In an earlier post I'd compared the taste profiles for these types of teas, and since I just bought both teas from Cindy Chen--do I even need to say it?  my favorite Wuyishan tea farmer--it was a good chance to compare them directly.  When I finally did my first thought was "I get it." The second was "this is going to be hard to describe."  This could be a bit much for rambling but I'll try to put the experience of these two teas into words, and of course it doesn't really work as just a list of tastes.


At some level that flavors-list approach starts to break down, and adding description of feel or other indirect comparisons doesn't really get there either.  So what's left, my emotive reaction to the tea?  I'll mostly have to leave off at a taste review but I'll struggle to go a little further too.


clear reddish-gold

The Jin Jun Mei is softer, maltier, with some overlap with the taste range of the Lapsang Souchong, but further from a conventional black tea.  Of course I've already invoked a couple of tangents that lead that much further away from a taste review.  Jin Jun Mei is a type of Lapsang Souchong, they both are, so these categories just aren't well defined by naming.  Traditionally those are smoked but this one isn't, and it's my impression that better versions tend not to be, since it covers up the taste of the tea (although the smoke can be really nice, if they get it just right).


Jin Jun Mei is a black tea, essentially, but made from only the buds of the tea, so nothing like a version made from leaves or leaves and buds.  Invoking "conventional black tea" is too much to take on.  I suppose that could mean the profile for an Assam or Ceylon, but those are different, and it's not fruitful to compare those broad categories.  So back to tastes.

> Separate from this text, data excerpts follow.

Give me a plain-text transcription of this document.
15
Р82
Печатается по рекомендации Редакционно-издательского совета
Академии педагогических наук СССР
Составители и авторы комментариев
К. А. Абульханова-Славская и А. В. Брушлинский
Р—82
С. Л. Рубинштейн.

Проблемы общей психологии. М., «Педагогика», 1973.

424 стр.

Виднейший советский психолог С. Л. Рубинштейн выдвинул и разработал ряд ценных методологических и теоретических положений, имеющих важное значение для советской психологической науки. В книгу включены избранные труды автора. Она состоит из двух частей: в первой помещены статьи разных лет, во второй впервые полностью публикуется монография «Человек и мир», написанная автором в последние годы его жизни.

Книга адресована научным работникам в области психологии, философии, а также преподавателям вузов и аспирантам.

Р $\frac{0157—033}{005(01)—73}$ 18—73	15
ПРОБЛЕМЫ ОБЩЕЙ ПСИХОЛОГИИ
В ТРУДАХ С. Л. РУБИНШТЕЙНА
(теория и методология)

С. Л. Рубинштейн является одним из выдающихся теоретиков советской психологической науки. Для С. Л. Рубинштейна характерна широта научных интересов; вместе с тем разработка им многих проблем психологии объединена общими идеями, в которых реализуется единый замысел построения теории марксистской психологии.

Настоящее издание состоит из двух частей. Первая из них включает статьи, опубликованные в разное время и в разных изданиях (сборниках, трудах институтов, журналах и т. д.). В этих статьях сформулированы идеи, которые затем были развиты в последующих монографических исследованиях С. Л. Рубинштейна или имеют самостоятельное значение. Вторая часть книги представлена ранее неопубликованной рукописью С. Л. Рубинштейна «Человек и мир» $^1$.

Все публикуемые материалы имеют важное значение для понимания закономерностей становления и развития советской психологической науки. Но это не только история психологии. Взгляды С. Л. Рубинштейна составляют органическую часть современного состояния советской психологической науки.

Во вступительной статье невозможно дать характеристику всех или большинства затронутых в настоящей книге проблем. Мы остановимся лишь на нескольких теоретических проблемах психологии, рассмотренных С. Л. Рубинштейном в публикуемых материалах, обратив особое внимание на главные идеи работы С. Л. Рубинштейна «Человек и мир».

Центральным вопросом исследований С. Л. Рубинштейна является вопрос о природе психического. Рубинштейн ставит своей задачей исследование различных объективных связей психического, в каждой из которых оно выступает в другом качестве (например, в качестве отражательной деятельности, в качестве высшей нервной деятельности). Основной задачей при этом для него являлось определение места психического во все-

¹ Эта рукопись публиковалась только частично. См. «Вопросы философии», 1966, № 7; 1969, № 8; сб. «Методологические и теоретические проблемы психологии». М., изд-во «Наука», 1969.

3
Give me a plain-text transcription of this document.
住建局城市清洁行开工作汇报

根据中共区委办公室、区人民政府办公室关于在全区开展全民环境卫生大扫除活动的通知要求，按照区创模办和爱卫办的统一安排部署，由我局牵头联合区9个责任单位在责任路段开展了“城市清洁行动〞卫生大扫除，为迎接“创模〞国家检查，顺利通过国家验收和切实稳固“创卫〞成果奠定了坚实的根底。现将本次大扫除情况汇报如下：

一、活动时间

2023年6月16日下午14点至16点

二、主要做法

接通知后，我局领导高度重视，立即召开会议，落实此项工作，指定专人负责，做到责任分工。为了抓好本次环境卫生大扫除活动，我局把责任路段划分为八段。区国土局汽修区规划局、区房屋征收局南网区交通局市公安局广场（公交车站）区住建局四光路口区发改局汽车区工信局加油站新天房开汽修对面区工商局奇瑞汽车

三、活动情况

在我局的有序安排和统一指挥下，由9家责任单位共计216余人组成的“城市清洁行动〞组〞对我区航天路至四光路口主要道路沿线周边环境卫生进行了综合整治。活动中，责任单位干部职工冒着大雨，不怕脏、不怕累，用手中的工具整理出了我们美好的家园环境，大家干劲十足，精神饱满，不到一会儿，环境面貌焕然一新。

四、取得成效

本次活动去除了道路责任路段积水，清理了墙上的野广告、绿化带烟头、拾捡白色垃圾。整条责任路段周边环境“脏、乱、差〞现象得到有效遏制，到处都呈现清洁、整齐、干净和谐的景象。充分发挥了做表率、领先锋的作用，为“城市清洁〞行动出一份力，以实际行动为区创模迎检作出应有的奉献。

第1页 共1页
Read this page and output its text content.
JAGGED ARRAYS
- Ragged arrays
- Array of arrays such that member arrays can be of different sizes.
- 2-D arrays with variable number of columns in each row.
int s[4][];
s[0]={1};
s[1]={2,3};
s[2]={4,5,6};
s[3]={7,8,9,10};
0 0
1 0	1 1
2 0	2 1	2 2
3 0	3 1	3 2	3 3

The Lapsang Souchong has an earthy aspect that grounds it closer to other black teas, or maybe in between earth and mineral, a complex, underlying taste range that almost serves as a context for the entire tea, if that makes any sense.  To me the range is a bit like a very dark wood, shifting a little towards charcoal, with a touch of mineral, maybe like slate.  This is probably a good place to add that I mean all that in a good way.  The tea is still pleasant, complex, and approachable, it just doesn't work well to break down that complexity as description.  It's really smoother and richer than this description might imply, with some dark molasses sweetness joining in to all the rest of that.

Maybe it doesn't sound like it but all that taste complexity comes across as simple, smooth, and well integrated.  Jin Jun Mei overlaps with that set of tastes but lightens up a lot on some of the dark wood / mineral, with lots of added cocoa and malt filling in for that, still maybe "simpler" in a limited sense but with lots going on.  Other flavor range reminds me of a nice rich cooked fruit, perhaps in between a cooked pumpkin and butternut squash, although it's a bit faint and blended in, so that could be described quite differently without being wrong.  Yams and sweet potato flavors are close to those, and with a lot of malt and a bit of cocoa mixed in it gets hard to completely sort it.

With the Lapsang Souchong one needs to get the brewing right, not so much to bring out certain aspects, since that's sort of going to happen on it's own, but to get them to balance in the right way.  It's not about narrowing down astringency, as for some other black tea types, but getting to a place where it all works the best.  The Jin Jun Mei is so smooth and malty and rich, quite approachable, that some of the same applies but it really doesn't need to find much of a balance, it's more there as an aspect of the tea.  It would work quite well very light or would still be ok relatively strong, maybe with individual preference leading somewhere in the middle.


It might sound like I'm saying the Jin Jun Mei is just better, but it's not so simple.  As always to some extent the "better" is grounded in preference, not in the character of the teas.  It would seem odd to me that someone could really appreciate one of these teas but not the other.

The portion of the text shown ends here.